Welch pushes to extend unemployment benefits for additional 13 weeks
As unemployment benefits have begun to expire for many out-of-work Americans, Rep. Peter Welch introduced legislation this week to extend unemployment benefits in most states for an additional 13 weeks.
Welch’s bill, the Unemployment Compensation Extension Act (H.R. 3756), would apply to states with unemployment rates above 6.5 percent. According to the Vermont Department of Labor, Vermont’s three-month average, seasonally-adjusted unemployment rate is seven percent.
The House passed legislation earlier this month that extended benefits only for the 27 states with unemployment rates above 8.5 percent. The Senate is considering compromise legislation that would extend benefits to all states for 14 weeks – with an additional six weeks for states with unemployment rates above 8.5 percent.
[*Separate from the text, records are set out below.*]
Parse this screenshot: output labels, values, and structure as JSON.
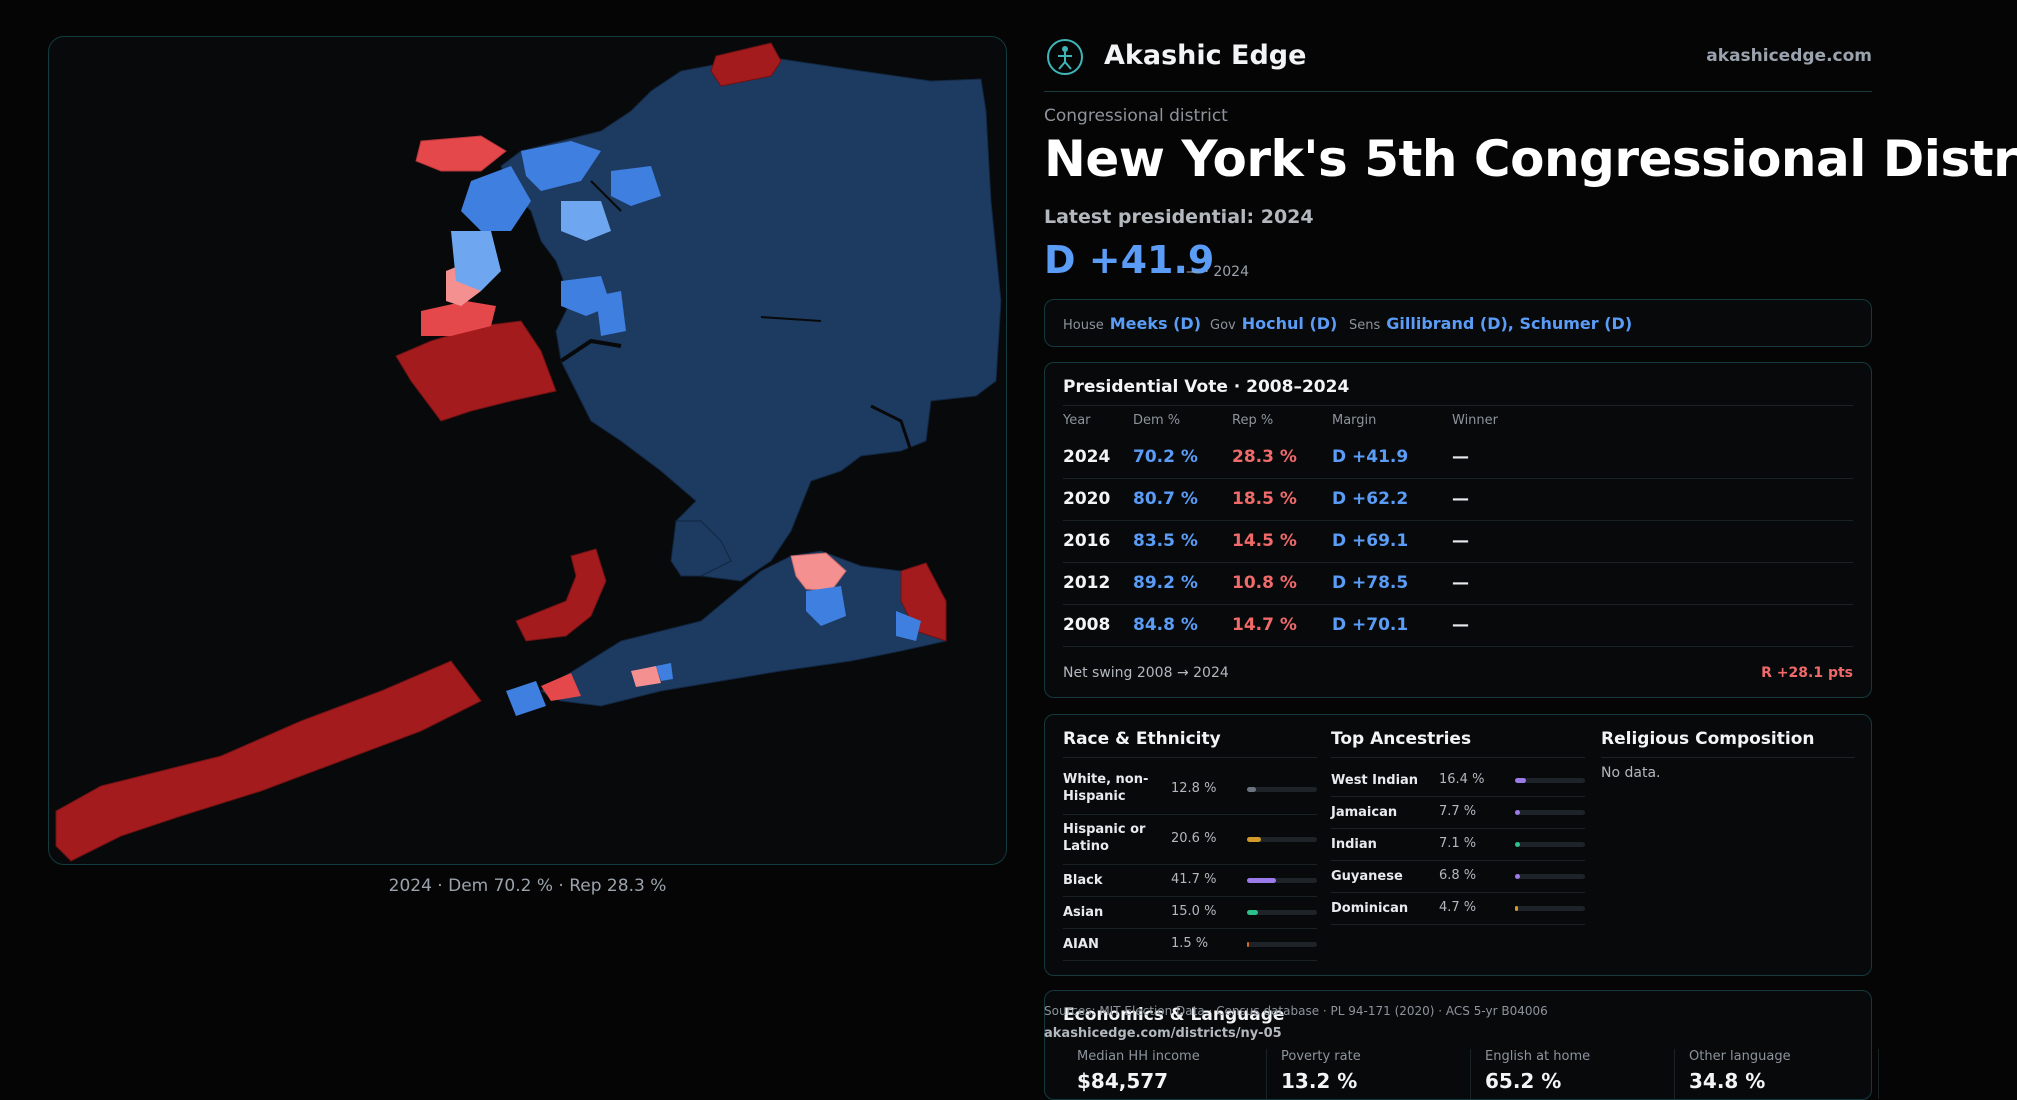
{
  "map": {
    "caption": "2024 · Dem 70.2 % · Rep 28.3 %",
    "colors": {
      "dem_dark": "#1d3a60",
      "dem_mid": "#3f7fe0",
      "dem_light": "#6ea7f0",
      "rep_dark": "#a41b1e",
      "rep_mid": "#e5484b",
      "rep_light": "#f59090"
    }
  },
  "brand": {
    "name": "Akashic Edge",
    "url": "akashicedge.com",
    "logo_icon": "stick-figure-icon"
  },
  "district": {
    "kicker": "Congressional district",
    "title": "New York's  5th Congressional Distr",
    "latest_label": "Latest presidential: 2024",
    "margin": "D +41.9",
    "margin_sub": "— · 2024"
  },
  "officials": [
    {
      "label": "House",
      "value": "Meeks (D)"
    },
    {
      "label": "Gov",
      "value": "Hochul (D)"
    },
    {
      "label": "Sens",
      "value": "Gillibrand (D), Schumer (D)"
    }
  ],
  "presidential": {
    "title": "Presidential Vote · 2008–2024",
    "headers": [
      "Year",
      "Dem %",
      "Rep %",
      "Margin",
      "Winner"
    ],
    "rows": [
      {
        "year": "2024",
        "dem": "70.2 %",
        "rep": "28.3 %",
        "margin": "D +41.9",
        "winner": "—"
      },
      {
        "year": "2020",
        "dem": "80.7 %",
        "rep": "18.5 %",
        "margin": "D +62.2",
        "winner": "—"
      },
      {
        "year": "2016",
        "dem": "83.5 %",
        "rep": "14.5 %",
        "margin": "D +69.1",
        "winner": "—"
      },
      {
        "year": "2012",
        "dem": "89.2 %",
        "rep": "10.8 %",
        "margin": "D +78.5",
        "winner": "—"
      },
      {
        "year": "2008",
        "dem": "84.8 %",
        "rep": "14.7 %",
        "margin": "D +70.1",
        "winner": "—"
      }
    ],
    "swing_label": "Net swing 2008 → 2024",
    "swing_value": "R +28.1 pts"
  },
  "race": {
    "title": "Race & Ethnicity",
    "items": [
      {
        "label": "White, non-Hispanic",
        "pct": "12.8 %",
        "value": 12.8,
        "color": "#6b7280"
      },
      {
        "label": "Hispanic or Latino",
        "pct": "20.6 %",
        "value": 20.6,
        "color": "#d19a2a"
      },
      {
        "label": "Black",
        "pct": "41.7 %",
        "value": 41.7,
        "color": "#9b7bea"
      },
      {
        "label": "Asian",
        "pct": "15.0 %",
        "value": 15.0,
        "color": "#2cc08a"
      },
      {
        "label": "AIAN",
        "pct": "1.5 %",
        "value": 1.5,
        "color": "#d9662a"
      }
    ]
  },
  "ancestry": {
    "title": "Top Ancestries",
    "items": [
      {
        "label": "West Indian",
        "pct": "16.4 %",
        "value": 16.4,
        "color": "#9b7bea"
      },
      {
        "label": "Jamaican",
        "pct": "7.7 %",
        "value": 7.7,
        "color": "#9b7bea"
      },
      {
        "label": "Indian",
        "pct": "7.1 %",
        "value": 7.1,
        "color": "#2cc08a"
      },
      {
        "label": "Guyanese",
        "pct": "6.8 %",
        "value": 6.8,
        "color": "#9b7bea"
      },
      {
        "label": "Dominican",
        "pct": "4.7 %",
        "value": 4.7,
        "color": "#d19a2a"
      }
    ]
  },
  "religion": {
    "title": "Religious Composition",
    "empty": "No data."
  },
  "economics": {
    "title": "Economics & Language",
    "cells": [
      {
        "label": "Median HH income",
        "value": "$84,577"
      },
      {
        "label": "Poverty rate",
        "value": "13.2 %"
      },
      {
        "label": "English at home",
        "value": "65.2 %"
      },
      {
        "label": "Other language",
        "value": "34.8 %"
      }
    ]
  },
  "source": {
    "text": "Sources: MIT Election Data · Census database · PL 94-171 (2020) · ACS 5-yr B04006",
    "url": "akashicedge.com/districts/ny-05"
  }
}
“Unemployment knows no state boundaries. No matter where you live, if you are unemployed you are struggling to get by,” Welch said. “We must act now to help the millions of unemployed Americans who are losing this critical lifeline. Failing to act now will hurt not only the most vulnerable, jobless Americans, but the economy as a whole.”
Welch’s bill was co-sponsored by Reps. Tom Perriello (D-Va.), David Loebsack (D-Iowa) and Paul Hodes (D-N.H.).